C<filename> is the absolute and canonical path to the file, as obtained from
C<realpath()>. C<tth> refers to C<hashdata (root)>, and C<lastmod> is the last
modification time, as a UNIX timestamp.

It is not uncommon to have multiple files with the same TTH. An row in
C<hashfiles> should B<always> have a corresponding row in C<hashdata>.  It is
possible to have an row in C<hashdata> with no row in C<hashfiles> referring to
it, or to have entries in C<hashfiles> that are not in a shared directory at
all.
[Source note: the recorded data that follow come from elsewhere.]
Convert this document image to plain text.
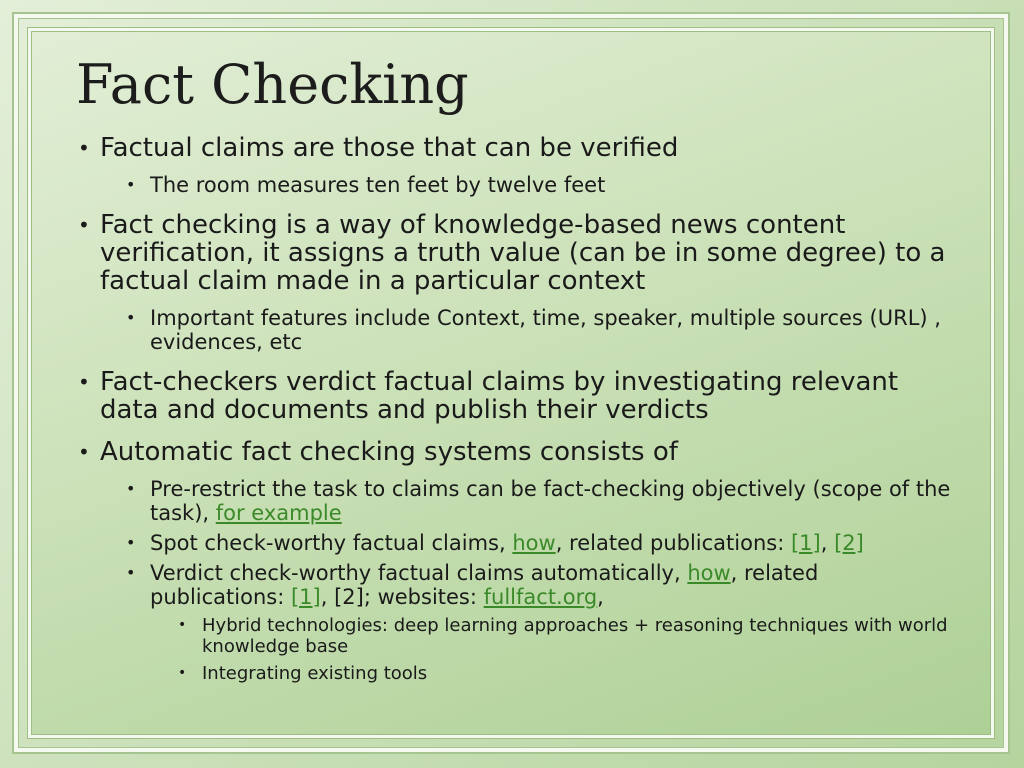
Fact Checking
• Factual claims are those that can be verified
• The room measures ten feet by twelve feet
• Fact checking is a way of knowledge-based news content verification, it assigns a truth value (can be in some degree) to a factual claim made in a particular context
• Important features include Context, time, speaker, multiple sources (URL) , evidences, etc
• Fact-checkers verdict factual claims by investigating relevant data and documents and publish their verdicts
• Automatic fact checking systems consists of
• Pre-restrict the task to claims can be fact-checking objectively (scope of the task), for example
• Spot check-worthy factual claims, how, related publications: [1], [2]
• Verdict check-worthy factual claims automatically, how, related publications: [1], [2]; websites: fullfact.org,
• Hybrid technologies: deep learning approaches + reasoning techniques with world knowledge base
• Integrating existing tools
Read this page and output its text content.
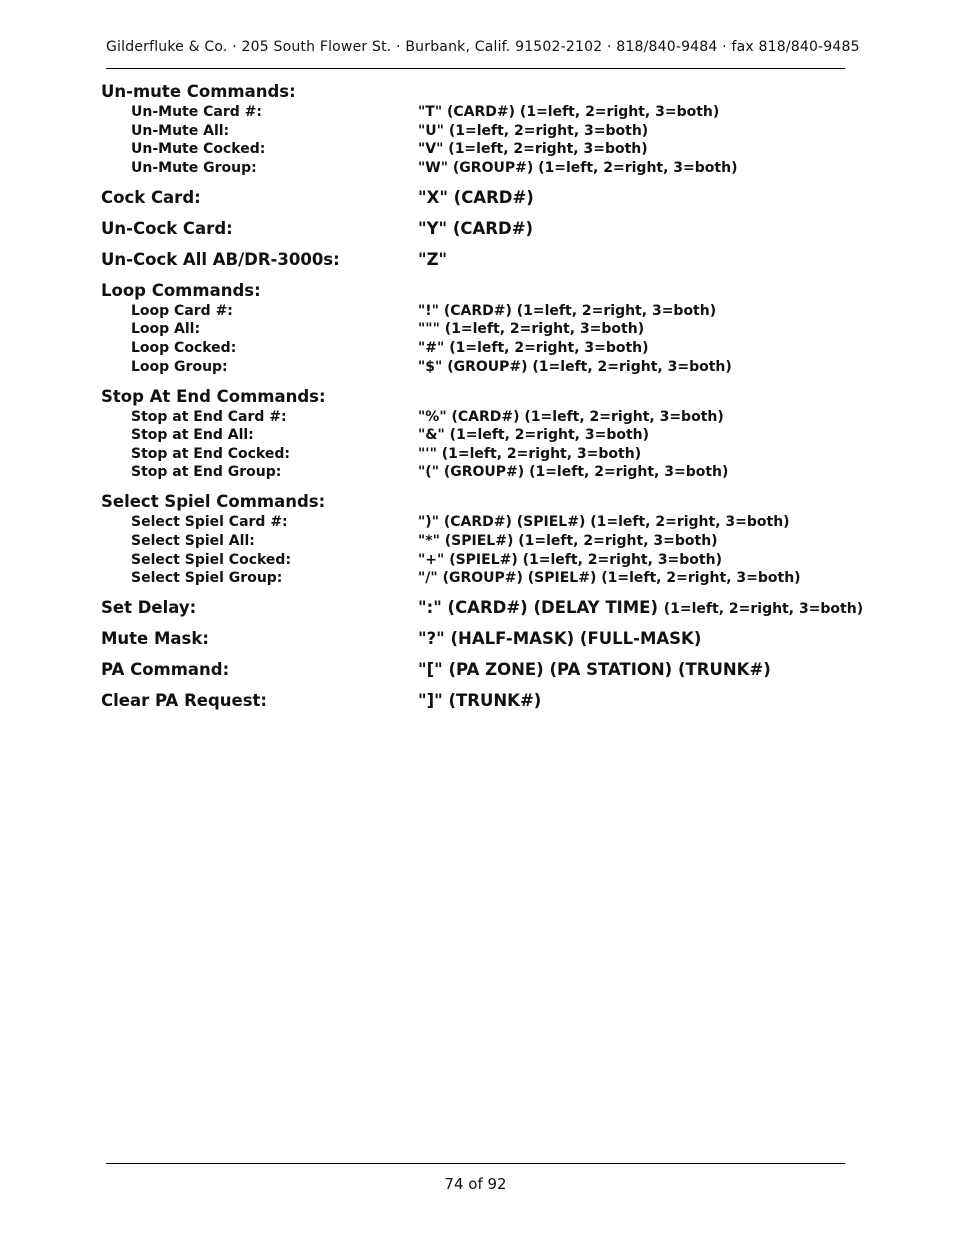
Gilderfluke & Co. · 205 South Flower St. · Burbank, Calif. 91502-2102 · 818/840-9484 · fax 818/840-9485
Un-mute Commands:
Un-Mute Card #:	"T" (CARD#) (1=left, 2=right, 3=both)
Un-Mute All:	"U" (1=left, 2=right, 3=both)
Un-Mute Cocked:	"V" (1=left, 2=right, 3=both)
Un-Mute Group:	"W" (GROUP#) (1=left, 2=right, 3=both)
Cock Card:	"X" (CARD#)
Un-Cock Card:	"Y" (CARD#)
Un-Cock All AB/DR-3000s:	"Z"
Loop Commands:
Loop Card #:	"!" (CARD#) (1=left, 2=right, 3=both)
Loop All:	""" (1=left, 2=right, 3=both)
Loop Cocked:	"#" (1=left, 2=right, 3=both)
Loop Group:	"$" (GROUP#) (1=left, 2=right, 3=both)
Stop At End Commands:
Stop at End Card #:	"%" (CARD#) (1=left, 2=right, 3=both)
Stop at End All:	"&" (1=left, 2=right, 3=both)
Stop at End Cocked:	"'" (1=left, 2=right, 3=both)
Stop at End Group:	"(" (GROUP#) (1=left, 2=right, 3=both)
Select Spiel Commands:
Select Spiel Card #:	")" (CARD#) (SPIEL#) (1=left, 2=right, 3=both)
Select Spiel All:	"*" (SPIEL#) (1=left, 2=right, 3=both)
Select Spiel Cocked:	"+" (SPIEL#) (1=left, 2=right, 3=both)
Select Spiel Group:	"/" (GROUP#) (SPIEL#) (1=left, 2=right, 3=both)
Set Delay:	":" (CARD#) (DELAY TIME) (1=left, 2=right, 3=both)
Mute Mask:	"?" (HALF-MASK) (FULL-MASK)
PA Command:	"[" (PA ZONE) (PA STATION) (TRUNK#)
Clear PA Request:	"]" (TRUNK#)
74 of 92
These are cleaned up with C</gc>.

=head2 Download queue

  CREATE TABLE dl (
    tth TEXT NOT NULL PRIMARY KEY,
    size INTEGER NOT NULL,
    dest TEXT NOT NULL,
    priority INTEGER NOT NULL DEFAULT 0,
    error INTEGER NOT NULL DEFAULT 0,
    error_msg TEXT,
    tthl BLOB
  );

Each row represents a file in the download queue. File list downloads are not
included. C<tth> is the base32-encoded TTH root of the file, C<size> the file
size, in bytes and C<dest> is the full destination path where the file will be
moved to after downloading. Possible values for C<priority> are defined in the
C<DLP_*> macros in dl.c. Possible C<error> values are defined in the C<DLE_*>
macros. C<error_msg> is NULL if there is no error. C<tthl> is the downloaded
TTH data, NULL if it hasn't been fetched yet.

  CREATE TABLE dl_users (
    tth TEXT NOT NULL,
    uid INTEGER NOT NULL,
    error INTEGER NOT NULL DEFAULT 0,
    error_msg TEXT,
    PRIMARY KEY(tth, uid)
  );

Stores the users from which a download queue item can be downloaded from.
C<tth> refers to C<dl (tth)>, C<uid> is the user id, stored as a 64-bit signed
integer but internally represented as an unsigned integer in ncdc. C<error> and
<error_msg> have the same meaning as for the C<dl_users> table, but obviously
represent errors that only affect the user rather than the file. (e.g. when the
file is not available from this user).

It is possible for a C<dl> row to have no corresponding rows in C<dl_users>,
but a C<dl_user> row must always refer to a row in C<dl>.